My name Elsden, is possibly of Scandinavian origin; there is a village in Northumbria called Elsdon, but we have no connection with that. Our Elsdens came from Norfolk; my dad always said we came from Sweden and arrived at King’s Lyne a sea port on the River Ouse where it flows into the Wash. he reckoned we were pirates or pilots, maybe both! The family grew and spread and some Elsdens moved through Norfolk to Suffolk and Essex, moving from water to land as agricultural labourers. With the coming of the railways in the nineteenth century, we moved off the land and onto the metal roads in a variety of different jobs.
We don’t really know what Elsden means, some ‘experts say it comes from Ell’s dene (valley)/tun (farmstead) … I’m not convinced of that but it’s only a gut-feeling! I still don’t know where it comes from or what it means, and still have a sort of trust in my dad’s old story.
I’ve mentioned before that for many people, their surname gives some indication of what work or craft a distant ancestor had, and there are loads of examples – Wikipedia gives 564! Just looking quickly through my Facebook friends I find a weaver, cook, deacon (Deakin), seller (Sellers), turner, clerk (Clark/Clarke), buckler, miller, mason, bowman, walker, barker, slaughter, squire, knight and fisher!

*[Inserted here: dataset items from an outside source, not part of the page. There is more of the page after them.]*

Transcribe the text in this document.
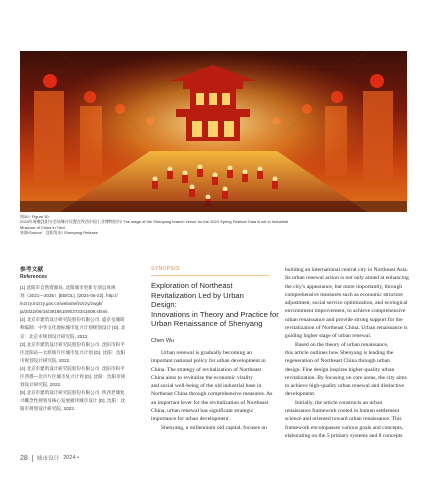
图30 / Figure 30
2024年春晚沈阳分会场舞台设置在铁西中国工业博物馆内/ The stage of the Shenyang branch venue for the 2024 Spring Festival Gala is set in Industrial
Museum of China in Tiexi
来源/Source：沈阳发布/ Shenyang Release
参考文献
References
[1] 沈阳市自然资源局. 沈阳城市更新专项总体规
划（2021—2035）[EB/OL]. [2024-05-22]. http://
lnzrzy.lnzrzy.gov.cn/website/lnzrzy/zwgk/
ja/2022/06/16/391861090373341608.shtml.
[2] 北京市建筑设计研究院股份有限公司. 盛京皇城简
称编制：中华文化地标城市复兴计划规划设计 [D]. 北
京：北京市规划设计研究院, 2022.
[3] 北京市建筑设计研究院股份有限公司. 沈阳市和平
区沈阳站—太原街片区城市复兴计划 [D]. 沈阳：沈阳
市规划设计研究院, 2022.
[4] 北京市建筑设计研究院股份有限公司. 沈阳市和平
区西塔—北市片区城市复兴计划 [D]. 沈阳：沈阳市规
划设计研究院, 2022.
[5] 北京市建筑设计研究院股份有限公司. 铁西老城复
兴概念性规划及核心发展板块城市设计 [D]. 沈阳：沈
阳市规划设计研究院, 2022.
SYNOPSIS
Exploration of Northeast
Revitalization Led by Urban
Design:
Innovations in Theory and Practice for
Urban Renaissance of Shenyang
Chen Wu
Urban renewal is gradually becoming an
important national policy for urban development in
China. The strategy of revitalization of Northeast
China aims to revitalize the economic vitality
and social well-being of the old industrial base in
Northeast China through comprehensive measures. As
an important lever for the revitalization of Northeast
China, urban renewal has significant strategic
importance for urban development.
Shenyang, a millennium old capital, focuses on
building an international central city in Northeast Asia.
Its urban renewal action is not only aimed at enhancing
the city’s appearance, but more importantly, through
comprehensive measures such as economic structure
adjustment, social service optimization, and ecological
environment improvement, to achieve comprehensive
urban renaissance and provide strong support for the
revitalization of Northeast China. Urban renaissance is
guiding higher stage of urban renewal.
Based on the theory of urban renaissance,
this article outlines how Shenyang is leading the
regeneration of Northeast China through urban
design. Fine design inspires higher-quality urban
revitalization. By focusing on core areas, the city aims
to achieve high-quality urban renewal and distinctive
development.
Initially, the article constructs an urban
renaissance framework rooted in human settlement
science and oriented toward urban renaissance. This
framework encompasses various goals and concepts,
elaborating on the 5 primary systems and 8 concepts
28 城市设计 2024 •
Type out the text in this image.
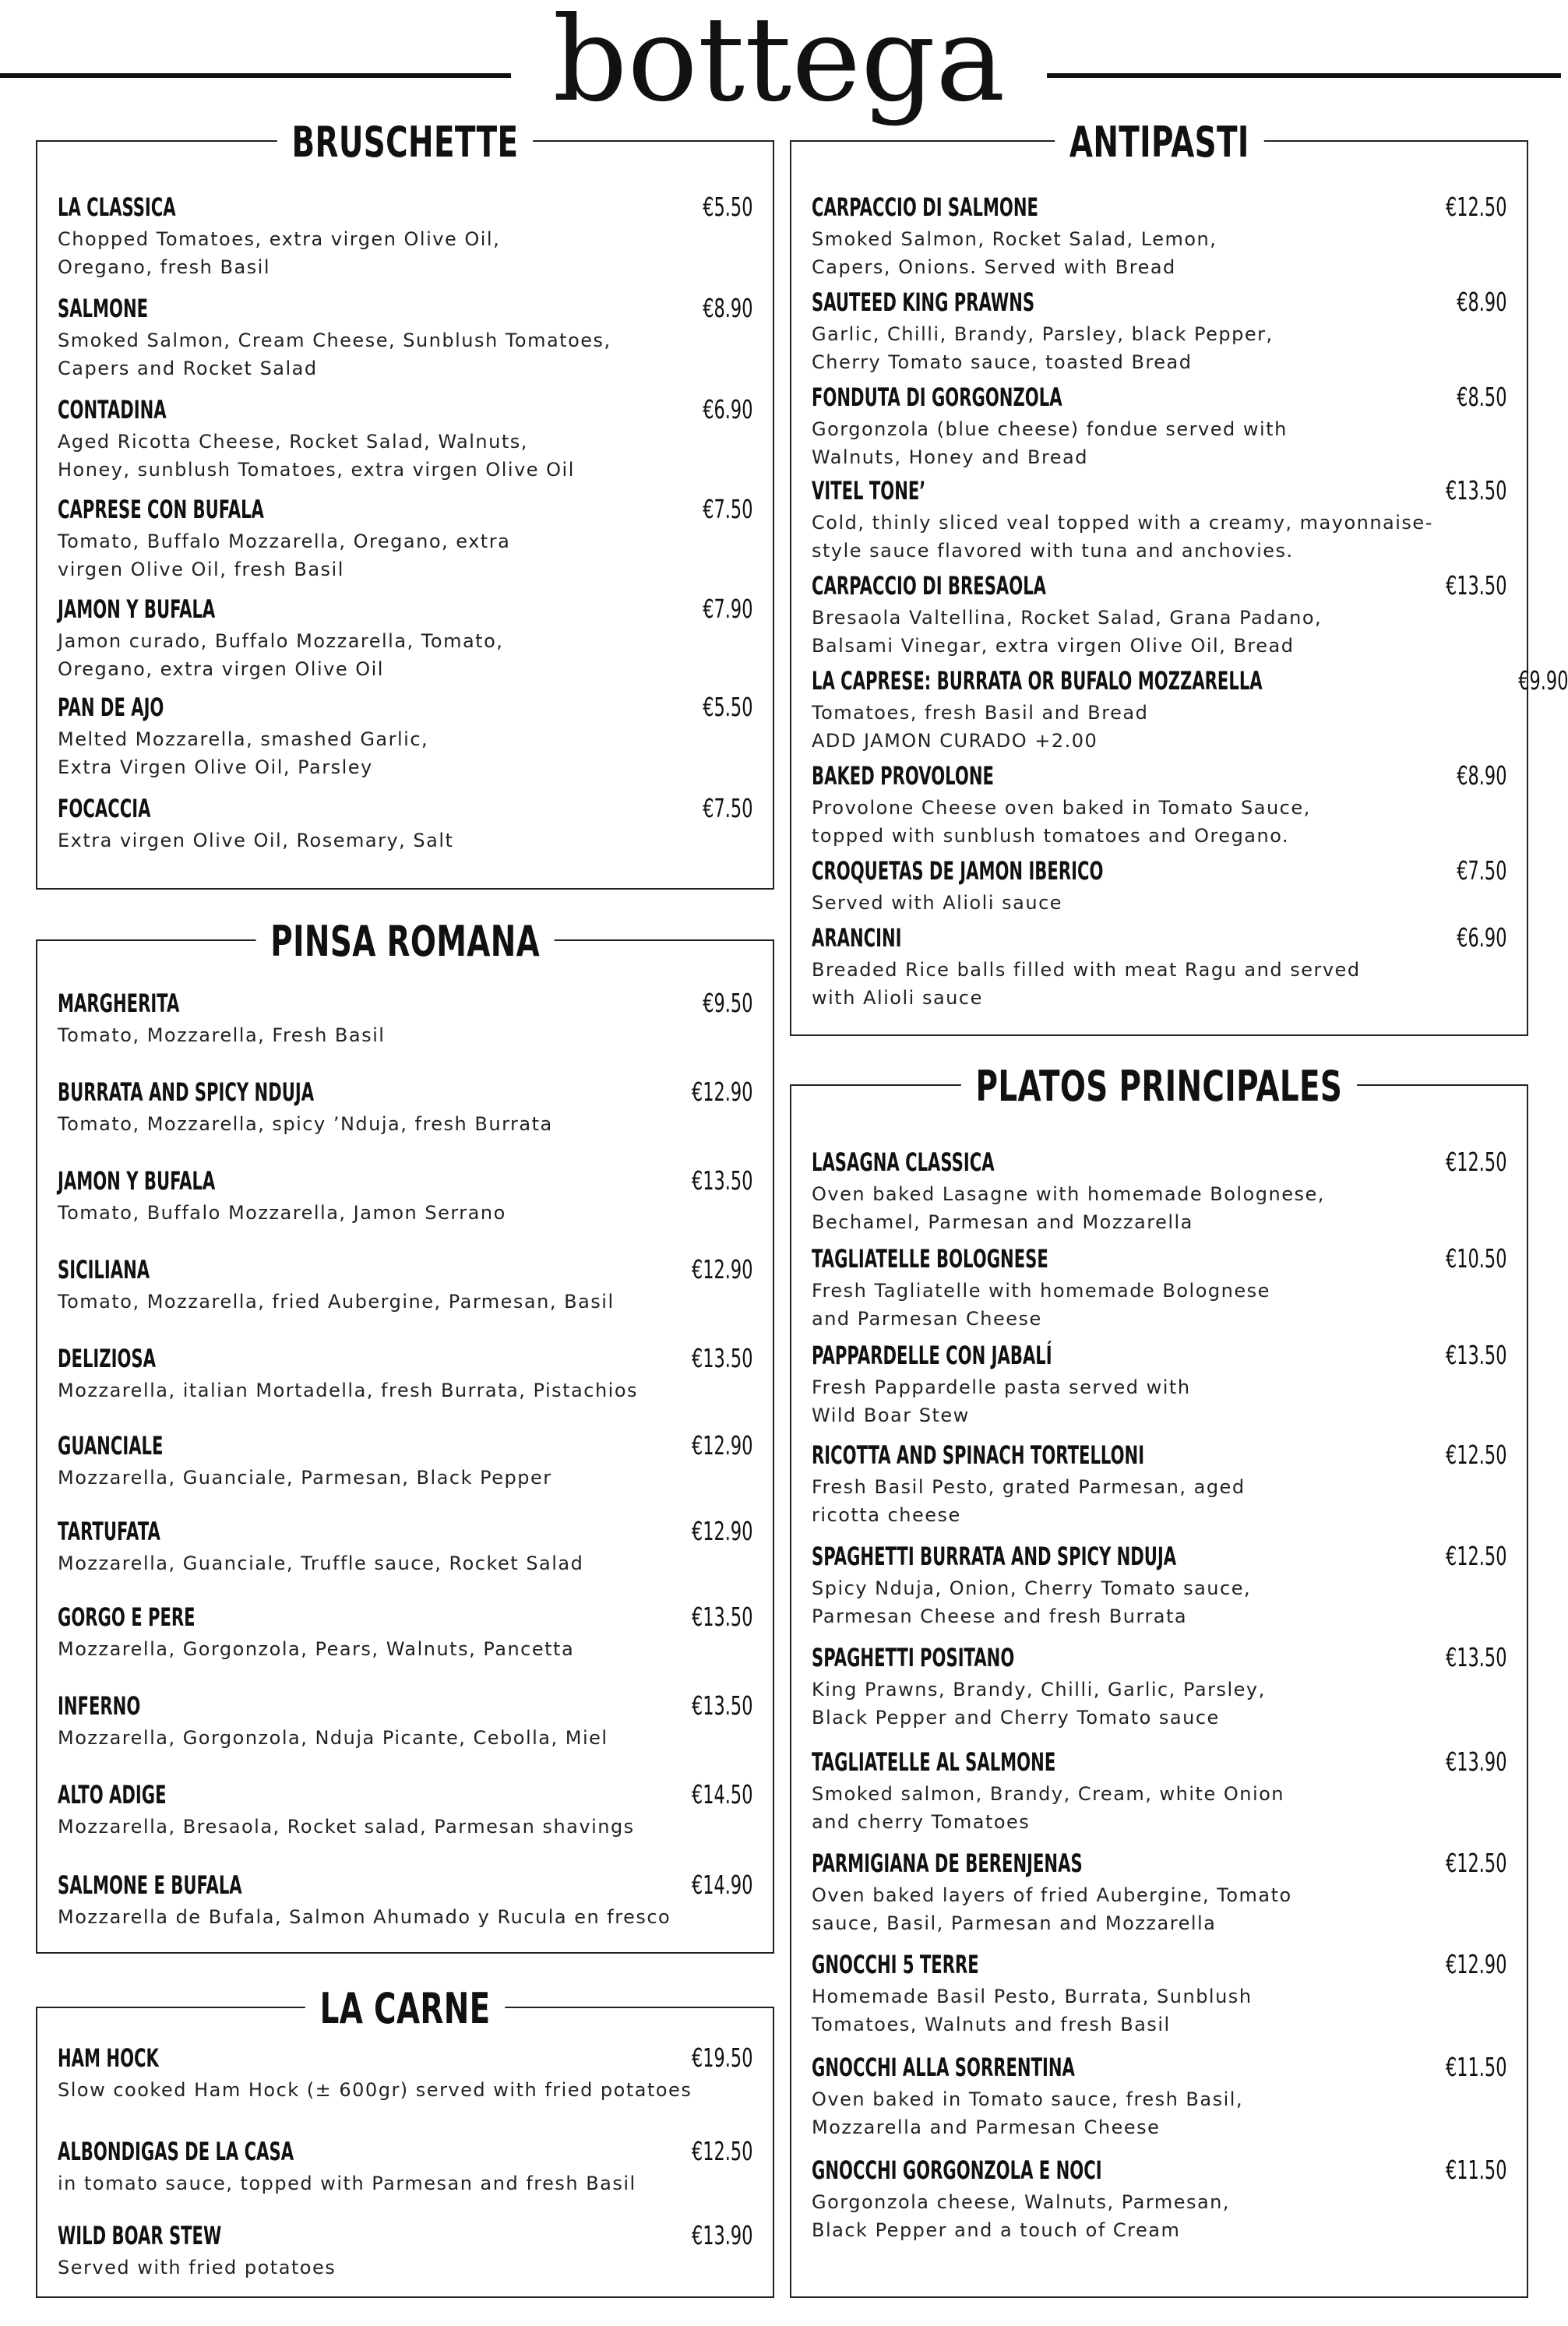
bottega
BRUSCHETTE
LA CLASSICA	€5.50
Chopped Tomatoes, extra virgen Olive Oil,
Oregano, fresh Basil
SALMONE	€8.90
Smoked Salmon, Cream Cheese, Sunblush Tomatoes,
Capers and Rocket Salad
CONTADINA	€6.90
Aged Ricotta Cheese, Rocket Salad, Walnuts,
Honey, sunblush Tomatoes, extra virgen Olive Oil
CAPRESE CON BUFALA	€7.50
Tomato, Buffalo Mozzarella, Oregano, extra
virgen Olive Oil, fresh Basil
JAMON Y BUFALA	€7.90
Jamon curado, Buffalo Mozzarella, Tomato,
Oregano, extra virgen Olive Oil
PAN DE AJO	€5.50
Melted Mozzarella, smashed Garlic,
Extra Virgen Olive Oil, Parsley
FOCACCIA	€7.50
Extra virgen Olive Oil, Rosemary, Salt
PINSA ROMANA
MARGHERITA	€9.50
Tomato, Mozzarella, Fresh Basil
BURRATA AND SPICY NDUJA	€12.90
Tomato, Mozzarella, spicy ’Nduja, fresh Burrata
JAMON Y BUFALA	€13.50
Tomato, Buffalo Mozzarella, Jamon Serrano
SICILIANA	€12.90
Tomato, Mozzarella, fried Aubergine, Parmesan, Basil
DELIZIOSA	€13.50
Mozzarella, italian Mortadella, fresh Burrata, Pistachios
GUANCIALE	€12.90
Mozzarella, Guanciale, Parmesan, Black Pepper
TARTUFATA	€12.90
Mozzarella, Guanciale, Truffle sauce, Rocket Salad
GORGO E PERE	€13.50
Mozzarella, Gorgonzola, Pears, Walnuts, Pancetta
INFERNO	€13.50
Mozzarella, Gorgonzola, Nduja Picante, Cebolla, Miel
ALTO ADIGE	€14.50
Mozzarella, Bresaola, Rocket salad, Parmesan shavings
SALMONE E BUFALA	€14.90
Mozzarella de Bufala, Salmon Ahumado y Rucula en fresco
LA CARNE
HAM HOCK	€19.50
Slow cooked Ham Hock (± 600gr) served with fried potatoes
ALBONDIGAS DE LA CASA	€12.50
in tomato sauce, topped with Parmesan and fresh Basil
WILD BOAR STEW	€13.90
Served with fried potatoes
ANTIPASTI
CARPACCIO DI SALMONE	€12.50
Smoked Salmon, Rocket Salad, Lemon,
Capers, Onions. Served with Bread
SAUTEED KING PRAWNS	€8.90
Garlic, Chilli, Brandy, Parsley, black Pepper,
Cherry Tomato sauce, toasted Bread
FONDUTA DI GORGONZOLA	€8.50
Gorgonzola (blue cheese) fondue served with
Walnuts, Honey and Bread
VITEL TONE’	€13.50
Cold, thinly sliced veal topped with a creamy, mayonnaise-
style sauce flavored with tuna and anchovies.
CARPACCIO DI BRESAOLA	€13.50
Bresaola Valtellina, Rocket Salad, Grana Padano,
Balsami Vinegar, extra virgen Olive Oil, Bread
LA CAPRESE: BURRATA OR BUFALO MOZZARELLA	€9.90
Tomatoes, fresh Basil and Bread
ADD JAMON CURADO +2.00
BAKED PROVOLONE	€8.90
Provolone Cheese oven baked in Tomato Sauce,
topped with sunblush tomatoes and Oregano.
CROQUETAS DE JAMON IBERICO	€7.50
Served with Alioli sauce
ARANCINI	€6.90
Breaded Rice balls filled with meat Ragu and served
with Alioli sauce
PLATOS PRINCIPALES
LASAGNA CLASSICA	€12.50
Oven baked Lasagne with homemade Bolognese,
Bechamel, Parmesan and Mozzarella
TAGLIATELLE BOLOGNESE	€10.50
Fresh Tagliatelle with homemade Bolognese
and Parmesan Cheese
PAPPARDELLE CON JABALÍ	€13.50
Fresh Pappardelle pasta served with
Wild Boar Stew
RICOTTA AND SPINACH TORTELLONI	€12.50
Fresh Basil Pesto, grated Parmesan, aged
ricotta cheese
SPAGHETTI BURRATA AND SPICY NDUJA	€12.50
Spicy Nduja, Onion, Cherry Tomato sauce,
Parmesan Cheese and fresh Burrata
SPAGHETTI POSITANO	€13.50
King Prawns, Brandy, Chilli, Garlic, Parsley,
Black Pepper and Cherry Tomato sauce
TAGLIATELLE AL SALMONE	€13.90
Smoked salmon, Brandy, Cream, white Onion
and cherry Tomatoes
PARMIGIANA DE BERENJENAS	€12.50
Oven baked layers of fried Aubergine, Tomato
sauce, Basil, Parmesan and Mozzarella
GNOCCHI 5 TERRE	€12.90
Homemade Basil Pesto, Burrata, Sunblush
Tomatoes, Walnuts and fresh Basil
GNOCCHI ALLA SORRENTINA	€11.50
Oven baked in Tomato sauce, fresh Basil,
Mozzarella and Parmesan Cheese
GNOCCHI GORGONZOLA E NOCI	€11.50
Gorgonzola cheese, Walnuts, Parmesan,
Black Pepper and a touch of Cream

Surnames which have an ‘s’ at the end might indicate that the name was originally a patronymic, someone’s son, or that it denoted who someone worked for, a William might have been someone’s master rather than his or her father. Again looking through my Facebook friends I can find plenty of examples: Evans, Higgins, Collins, Wilks, Peters, Roberts, Sanders, Grimes, Simons, Watts… as well as the names with ‘son’ at the end, including Dawson, Simpson, Gibson and Johnson.
Descriptions of people or their characteristics based on nick names also have developed into surnames; did the first Mr White/Whiteside, Mr Brown and Mr Grey have white, brown and grey hair respectively? … and Mr Green> A green hat or maybe he lived by the green! What about Mr Hardman, was he a tough guy?
Place names are also attached to people, Nelson is in Lancashire and there are many places called Barton all over the place! Did Mr Parker live near a park, and Mr Holt live near woodland (a holt is a group of tree) or was he from Holt in Norfolk? Was Mr Mepham from Meopham, Mr Preston from Preston and Mr Scott from Scotland? Was Mr Southard from the south?
There are other specific origins of names, and historically we have had many people from other countries bringing their names with them; some have changed and modified, some have stayed he same, but these days, with so many people from many different parts of the world the range of names is even wider and more interesting than ever!